“semoga literasi dan partisipasi masyarakat kota Bogor di sektor perwakafan bisa meningkat dan tumbuh berkembang hingga dampak kemaslahatan itu bisa terwujud nyata dan dapat dirasakan oleh masyarakat, termasuk di sarana ibadah seperti masjid yang berpotensi bisa membangun dana abadi DKM.” Jelasnya.
Direktur LW Doa Bangsa juga berharap dengan adanya kolaborasi ini project Inkubasi Wakaf Produktif dan Kota Wakaf yang dicanangkan kemenag, bisa dieksekusi dengan lancar. Tantangan ke depan adalah bagaimana semangat memajukan industri perwakafan ini bisa tetap terpelihara dan terlaksana secara konsisten.

“saya optimis, bersama tim penggerak wakaf di Kemenag ini pelaksanaan Fundraising Wakaf Uang ini bisa dijalankan dan menghasilkan sesuatu yang bermanfaat bagi publik.” Paparnya.

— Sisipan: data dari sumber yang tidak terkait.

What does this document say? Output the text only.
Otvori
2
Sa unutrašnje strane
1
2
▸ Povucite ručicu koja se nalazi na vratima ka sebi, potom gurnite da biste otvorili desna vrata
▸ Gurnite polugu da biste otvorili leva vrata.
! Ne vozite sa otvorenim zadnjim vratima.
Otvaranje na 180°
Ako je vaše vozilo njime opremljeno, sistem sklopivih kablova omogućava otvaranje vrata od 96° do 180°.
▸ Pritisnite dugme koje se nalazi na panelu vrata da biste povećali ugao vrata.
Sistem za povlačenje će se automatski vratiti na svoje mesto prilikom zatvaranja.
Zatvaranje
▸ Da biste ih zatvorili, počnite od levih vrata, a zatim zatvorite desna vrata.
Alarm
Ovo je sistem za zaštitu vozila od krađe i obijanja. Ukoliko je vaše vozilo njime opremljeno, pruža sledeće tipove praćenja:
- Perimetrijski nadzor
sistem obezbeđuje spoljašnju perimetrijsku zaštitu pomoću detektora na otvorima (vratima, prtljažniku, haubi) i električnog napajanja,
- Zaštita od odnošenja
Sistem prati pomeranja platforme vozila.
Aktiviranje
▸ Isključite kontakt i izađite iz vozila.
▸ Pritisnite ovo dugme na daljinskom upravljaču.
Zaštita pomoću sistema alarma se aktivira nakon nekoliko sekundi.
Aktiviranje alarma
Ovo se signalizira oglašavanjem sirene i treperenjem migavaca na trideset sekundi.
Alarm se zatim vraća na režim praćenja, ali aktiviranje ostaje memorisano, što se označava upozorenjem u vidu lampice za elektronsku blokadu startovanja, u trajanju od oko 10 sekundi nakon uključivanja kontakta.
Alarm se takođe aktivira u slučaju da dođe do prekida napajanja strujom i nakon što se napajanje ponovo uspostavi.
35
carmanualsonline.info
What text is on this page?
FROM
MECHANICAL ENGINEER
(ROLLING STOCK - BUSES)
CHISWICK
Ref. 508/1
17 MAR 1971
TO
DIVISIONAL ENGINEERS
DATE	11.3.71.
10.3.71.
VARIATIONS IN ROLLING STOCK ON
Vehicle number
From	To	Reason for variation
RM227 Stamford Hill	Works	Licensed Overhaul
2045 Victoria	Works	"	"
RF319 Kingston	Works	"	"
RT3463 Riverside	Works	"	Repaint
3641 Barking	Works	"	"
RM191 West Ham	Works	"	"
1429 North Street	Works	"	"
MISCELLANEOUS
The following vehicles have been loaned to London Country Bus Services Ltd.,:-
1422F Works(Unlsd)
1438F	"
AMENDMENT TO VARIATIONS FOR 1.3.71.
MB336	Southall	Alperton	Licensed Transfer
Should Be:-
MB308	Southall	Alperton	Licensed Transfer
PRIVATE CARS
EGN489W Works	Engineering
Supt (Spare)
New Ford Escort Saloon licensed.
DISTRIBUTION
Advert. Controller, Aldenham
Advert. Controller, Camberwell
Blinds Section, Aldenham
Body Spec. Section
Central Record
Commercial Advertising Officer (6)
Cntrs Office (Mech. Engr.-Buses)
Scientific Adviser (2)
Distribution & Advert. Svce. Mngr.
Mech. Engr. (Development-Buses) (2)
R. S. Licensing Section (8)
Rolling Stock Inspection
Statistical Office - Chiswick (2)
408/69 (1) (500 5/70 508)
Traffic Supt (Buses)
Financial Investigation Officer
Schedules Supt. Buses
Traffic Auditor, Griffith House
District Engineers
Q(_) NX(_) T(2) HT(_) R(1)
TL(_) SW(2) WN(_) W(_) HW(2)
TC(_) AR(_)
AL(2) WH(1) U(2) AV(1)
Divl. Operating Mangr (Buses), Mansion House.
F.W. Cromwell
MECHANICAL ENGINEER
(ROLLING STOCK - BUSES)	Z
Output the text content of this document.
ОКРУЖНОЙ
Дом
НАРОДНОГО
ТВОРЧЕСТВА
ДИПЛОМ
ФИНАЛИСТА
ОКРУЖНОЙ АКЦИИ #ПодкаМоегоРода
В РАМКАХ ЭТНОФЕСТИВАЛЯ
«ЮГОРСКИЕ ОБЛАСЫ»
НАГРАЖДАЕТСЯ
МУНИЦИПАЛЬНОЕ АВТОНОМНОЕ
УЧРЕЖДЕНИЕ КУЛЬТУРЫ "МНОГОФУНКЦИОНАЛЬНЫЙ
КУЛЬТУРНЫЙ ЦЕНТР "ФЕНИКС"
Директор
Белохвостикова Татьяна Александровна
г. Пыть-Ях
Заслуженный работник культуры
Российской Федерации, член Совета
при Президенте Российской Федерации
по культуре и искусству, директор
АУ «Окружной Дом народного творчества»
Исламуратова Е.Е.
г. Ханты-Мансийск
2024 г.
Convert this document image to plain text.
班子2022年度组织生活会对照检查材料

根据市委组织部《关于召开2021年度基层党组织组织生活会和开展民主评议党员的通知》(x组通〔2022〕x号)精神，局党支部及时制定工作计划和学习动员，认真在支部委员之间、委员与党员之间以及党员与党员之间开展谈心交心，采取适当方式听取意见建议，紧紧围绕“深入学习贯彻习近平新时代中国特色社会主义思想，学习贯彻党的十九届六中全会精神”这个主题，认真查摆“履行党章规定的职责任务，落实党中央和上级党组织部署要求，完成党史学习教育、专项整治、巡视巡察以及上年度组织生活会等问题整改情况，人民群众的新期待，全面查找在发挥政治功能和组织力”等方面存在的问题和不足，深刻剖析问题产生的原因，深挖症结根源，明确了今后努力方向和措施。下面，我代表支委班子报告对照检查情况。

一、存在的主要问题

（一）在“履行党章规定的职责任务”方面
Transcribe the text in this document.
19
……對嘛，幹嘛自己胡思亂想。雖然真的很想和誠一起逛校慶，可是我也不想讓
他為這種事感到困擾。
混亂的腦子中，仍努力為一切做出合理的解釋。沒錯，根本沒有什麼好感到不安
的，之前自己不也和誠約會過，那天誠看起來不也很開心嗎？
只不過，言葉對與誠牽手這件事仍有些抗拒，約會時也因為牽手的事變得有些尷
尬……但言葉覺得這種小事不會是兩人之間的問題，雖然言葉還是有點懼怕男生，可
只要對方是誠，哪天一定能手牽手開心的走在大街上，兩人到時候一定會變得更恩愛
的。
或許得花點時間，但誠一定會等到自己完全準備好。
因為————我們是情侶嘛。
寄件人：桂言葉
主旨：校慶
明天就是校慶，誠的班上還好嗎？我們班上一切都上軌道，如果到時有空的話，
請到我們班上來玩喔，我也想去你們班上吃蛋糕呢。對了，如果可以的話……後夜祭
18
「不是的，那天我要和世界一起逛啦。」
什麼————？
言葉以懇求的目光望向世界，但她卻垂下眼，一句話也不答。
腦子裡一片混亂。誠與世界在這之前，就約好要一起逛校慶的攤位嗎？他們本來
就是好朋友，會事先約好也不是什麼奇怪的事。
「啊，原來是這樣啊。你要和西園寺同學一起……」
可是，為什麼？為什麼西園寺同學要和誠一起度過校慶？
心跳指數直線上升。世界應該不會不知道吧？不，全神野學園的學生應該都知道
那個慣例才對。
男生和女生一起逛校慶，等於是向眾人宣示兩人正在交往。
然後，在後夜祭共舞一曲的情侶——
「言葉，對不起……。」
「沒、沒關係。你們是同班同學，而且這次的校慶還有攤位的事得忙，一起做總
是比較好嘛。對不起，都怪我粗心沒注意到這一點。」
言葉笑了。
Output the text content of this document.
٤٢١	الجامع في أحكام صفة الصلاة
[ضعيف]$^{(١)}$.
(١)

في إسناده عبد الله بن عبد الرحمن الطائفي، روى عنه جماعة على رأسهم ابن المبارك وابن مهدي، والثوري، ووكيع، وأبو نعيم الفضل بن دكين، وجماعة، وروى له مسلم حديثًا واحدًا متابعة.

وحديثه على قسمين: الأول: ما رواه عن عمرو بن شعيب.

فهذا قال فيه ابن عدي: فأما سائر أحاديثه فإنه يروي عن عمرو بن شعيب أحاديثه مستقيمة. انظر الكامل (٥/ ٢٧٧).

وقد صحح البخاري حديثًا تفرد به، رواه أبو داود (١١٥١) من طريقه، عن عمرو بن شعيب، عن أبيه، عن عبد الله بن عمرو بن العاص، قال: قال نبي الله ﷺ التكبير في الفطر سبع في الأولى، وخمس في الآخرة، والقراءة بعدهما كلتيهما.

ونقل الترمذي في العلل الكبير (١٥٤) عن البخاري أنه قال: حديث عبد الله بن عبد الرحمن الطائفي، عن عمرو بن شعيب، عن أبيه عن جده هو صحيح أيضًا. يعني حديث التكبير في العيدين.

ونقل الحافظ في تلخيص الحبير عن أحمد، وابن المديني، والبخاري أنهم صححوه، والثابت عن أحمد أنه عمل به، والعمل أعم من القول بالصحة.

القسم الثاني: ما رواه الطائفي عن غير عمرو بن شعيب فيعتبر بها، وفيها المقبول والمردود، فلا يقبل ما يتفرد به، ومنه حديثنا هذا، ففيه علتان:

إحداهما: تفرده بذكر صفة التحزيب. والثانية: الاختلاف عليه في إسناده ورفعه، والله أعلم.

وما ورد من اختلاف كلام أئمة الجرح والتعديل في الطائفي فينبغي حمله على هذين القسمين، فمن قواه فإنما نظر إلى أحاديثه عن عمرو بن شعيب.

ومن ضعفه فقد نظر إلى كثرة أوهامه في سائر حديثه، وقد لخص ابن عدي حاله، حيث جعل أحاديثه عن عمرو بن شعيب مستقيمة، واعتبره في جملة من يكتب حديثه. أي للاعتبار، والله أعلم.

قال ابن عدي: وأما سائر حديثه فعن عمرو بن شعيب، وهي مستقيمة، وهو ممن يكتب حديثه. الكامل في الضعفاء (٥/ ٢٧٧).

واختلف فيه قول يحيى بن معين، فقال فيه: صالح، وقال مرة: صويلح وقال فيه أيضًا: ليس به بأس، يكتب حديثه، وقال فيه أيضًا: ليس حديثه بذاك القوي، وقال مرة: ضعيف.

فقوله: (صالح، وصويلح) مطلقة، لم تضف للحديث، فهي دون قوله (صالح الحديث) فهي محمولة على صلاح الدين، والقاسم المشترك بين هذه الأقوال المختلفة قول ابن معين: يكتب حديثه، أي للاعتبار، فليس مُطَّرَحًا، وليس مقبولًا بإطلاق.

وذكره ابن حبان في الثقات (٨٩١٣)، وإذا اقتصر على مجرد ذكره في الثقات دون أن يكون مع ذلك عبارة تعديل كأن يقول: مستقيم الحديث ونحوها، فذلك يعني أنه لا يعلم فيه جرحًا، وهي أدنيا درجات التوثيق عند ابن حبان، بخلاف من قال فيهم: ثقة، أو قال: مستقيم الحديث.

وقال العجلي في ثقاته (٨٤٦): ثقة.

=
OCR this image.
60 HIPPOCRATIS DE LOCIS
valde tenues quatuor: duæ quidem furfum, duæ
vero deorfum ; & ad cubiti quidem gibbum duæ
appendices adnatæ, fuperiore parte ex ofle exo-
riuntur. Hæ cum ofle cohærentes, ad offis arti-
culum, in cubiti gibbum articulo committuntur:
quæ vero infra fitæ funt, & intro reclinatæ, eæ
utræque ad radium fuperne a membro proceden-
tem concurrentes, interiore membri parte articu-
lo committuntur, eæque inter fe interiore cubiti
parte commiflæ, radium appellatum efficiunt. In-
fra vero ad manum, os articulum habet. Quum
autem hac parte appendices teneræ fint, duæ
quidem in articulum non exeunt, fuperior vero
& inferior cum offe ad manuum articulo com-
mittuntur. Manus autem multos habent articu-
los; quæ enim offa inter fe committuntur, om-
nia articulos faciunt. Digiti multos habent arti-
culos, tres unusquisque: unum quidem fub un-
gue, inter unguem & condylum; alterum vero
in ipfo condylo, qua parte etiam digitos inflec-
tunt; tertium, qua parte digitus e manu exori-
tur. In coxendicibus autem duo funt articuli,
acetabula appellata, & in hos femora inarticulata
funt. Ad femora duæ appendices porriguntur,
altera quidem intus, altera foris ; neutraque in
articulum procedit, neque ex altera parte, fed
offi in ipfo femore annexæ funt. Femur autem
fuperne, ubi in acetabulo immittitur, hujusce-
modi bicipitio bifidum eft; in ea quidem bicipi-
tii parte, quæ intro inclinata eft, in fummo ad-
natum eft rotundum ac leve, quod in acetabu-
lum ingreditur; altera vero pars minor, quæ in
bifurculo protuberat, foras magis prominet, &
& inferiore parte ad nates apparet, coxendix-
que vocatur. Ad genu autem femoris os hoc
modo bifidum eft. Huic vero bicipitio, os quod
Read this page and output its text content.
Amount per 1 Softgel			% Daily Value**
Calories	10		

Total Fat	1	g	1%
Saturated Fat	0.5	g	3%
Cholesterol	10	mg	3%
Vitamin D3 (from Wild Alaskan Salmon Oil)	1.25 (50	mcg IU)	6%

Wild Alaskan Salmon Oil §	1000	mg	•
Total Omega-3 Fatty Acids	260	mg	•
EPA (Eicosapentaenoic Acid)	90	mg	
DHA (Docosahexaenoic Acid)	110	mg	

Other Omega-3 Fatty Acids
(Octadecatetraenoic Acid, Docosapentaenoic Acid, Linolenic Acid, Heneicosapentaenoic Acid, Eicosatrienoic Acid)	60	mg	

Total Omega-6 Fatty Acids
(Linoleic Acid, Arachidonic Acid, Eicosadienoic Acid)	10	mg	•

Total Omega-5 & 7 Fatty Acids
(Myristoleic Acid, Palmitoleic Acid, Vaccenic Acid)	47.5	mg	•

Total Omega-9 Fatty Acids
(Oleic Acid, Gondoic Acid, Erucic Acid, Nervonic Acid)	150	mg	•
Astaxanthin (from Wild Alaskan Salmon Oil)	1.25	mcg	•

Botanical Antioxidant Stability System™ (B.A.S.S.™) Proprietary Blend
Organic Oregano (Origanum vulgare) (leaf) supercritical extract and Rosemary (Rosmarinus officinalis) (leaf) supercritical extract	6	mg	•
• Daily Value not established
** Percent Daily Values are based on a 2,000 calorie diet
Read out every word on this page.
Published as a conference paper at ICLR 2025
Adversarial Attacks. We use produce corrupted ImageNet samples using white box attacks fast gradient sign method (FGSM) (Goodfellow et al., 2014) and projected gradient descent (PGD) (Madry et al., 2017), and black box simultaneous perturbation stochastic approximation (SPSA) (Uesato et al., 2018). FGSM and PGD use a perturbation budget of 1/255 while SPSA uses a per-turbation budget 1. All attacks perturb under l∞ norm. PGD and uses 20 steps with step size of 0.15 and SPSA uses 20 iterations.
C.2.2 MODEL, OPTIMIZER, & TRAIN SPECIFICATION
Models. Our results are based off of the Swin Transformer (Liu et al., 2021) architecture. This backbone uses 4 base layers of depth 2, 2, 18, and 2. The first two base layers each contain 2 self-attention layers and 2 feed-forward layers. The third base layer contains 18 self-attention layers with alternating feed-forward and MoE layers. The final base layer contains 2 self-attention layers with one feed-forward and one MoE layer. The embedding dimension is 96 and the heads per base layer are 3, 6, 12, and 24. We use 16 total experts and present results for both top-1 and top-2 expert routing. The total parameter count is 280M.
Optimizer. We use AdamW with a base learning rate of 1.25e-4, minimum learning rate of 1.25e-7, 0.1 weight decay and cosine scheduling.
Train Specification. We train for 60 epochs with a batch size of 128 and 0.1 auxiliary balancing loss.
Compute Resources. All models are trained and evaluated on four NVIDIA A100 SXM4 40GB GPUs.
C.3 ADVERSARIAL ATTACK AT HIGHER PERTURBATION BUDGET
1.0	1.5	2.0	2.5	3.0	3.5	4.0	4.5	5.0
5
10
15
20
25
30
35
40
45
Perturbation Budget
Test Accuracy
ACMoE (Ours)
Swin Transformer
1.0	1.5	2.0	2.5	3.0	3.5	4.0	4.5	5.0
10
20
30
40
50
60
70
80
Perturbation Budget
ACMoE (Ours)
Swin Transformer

Ketua Komisi Pemberdayaan Ekonomi Umat (KPEU) Majelis Ulama Indonesia sekaligus Dewan Pengarah LW Doa Bangsa, H Ayep Zaki S.E., M.M., menyatakan apresiasi setinggi-tingginya kepada pihak Kemenag Kota Bogor yang telah menerima LW Doa Bangsa berkolaborasi. LW Doa Bangsa memegang teguh komitmen dan Istiqomah dalam menjalankan tugas kenazhirannya. Sebagai Nazhir yang profesional, tentunya LW Doa bangsa akan menjalankan tugas dan fungsinya sebagai pengemban Amanah Wakif.

Kalau Wakifnya mengamanahkan peruntukan wakaf itu untuk kemaslahatan bagi masyarakat wilayah tertentu, maka LW Doa Bangsa akan mengarahkan peruntukannya untuk kemaslahatan masyarakat di wilayah yang dimaksud. Begitulah tugas Nazhir.